Thankfully she happened to be talking to her husband, who was the lead pilot vehicle, on her Blue tooth. He had advised her they would shortly be meeting on the highway as he was going west and she was headed east. He suggested she move over when they met, as she moved over …she had to move over even further almost into the ditch as a small dark-colored car passed the three vehicles on a corner.
She was pretty shaken by the near-collision …so here is a little refresher on how and what you should do when meeting or following an oversize load.
Loads that might be considered oversize include trucks carrying construction machinery such as cranes, pre-built homes, containers, or construction elements like beams, generators, or propellers.
Before seeing an oversize load, you may see a car or 4-wheel drive vehicle ahead, which is called a pilot vehicle, an escort car or a flag car.

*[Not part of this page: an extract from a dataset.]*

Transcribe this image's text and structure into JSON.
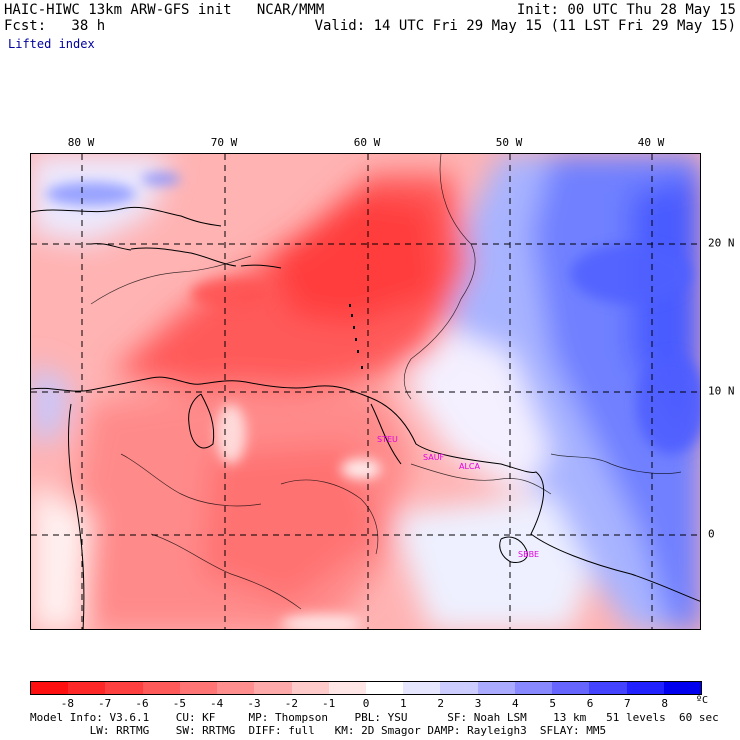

Its role is to warn drivers of the approach of an oversize load, evaluate the safety of the route and keep the truck driver informed of the road conditions ahead. The car will have flashing lights, flags and/or a sign to indicate that an oversized load is on its way.
Safety and consideration are the watchwords when sharing the road with oversize loads.
Upon seeing an escort car or the oversize load itself, be prepared to move over, slow down, and stop. A pilot vehicle may signal you to slow down or warn you to pull off the road.
Many drivers grow impatient when their journey is slowed by oversize loads and/or when there are few passing opportunities. Stay safe by not taking unnecessary risks.
An oversize load may well require both lanes on roundabouts, so leave plenty of room for the truck to maneuver.
In addition to remembering that loaded trucks have a longer braking distance than cars, consider the potential gain, safety and legality of overtaking. Ask yourself how far it is to the next designated overtaking lane and consider the unusual length and/or width of the vehicle ahead.
If you decide to overtake, maintain a safe following distance, make sure that you have enough room to safely complete the maneuver, remember to indicate and check that no-one is trying to overtake YOU. Be prepared to retreat to your former position in the event of a miscalculation or an unexpected road event. If you cannot see the truck driver in their mirrors they are unable to see you.
Pull in when you can see the headlights of the oversize load in your rearview mirror.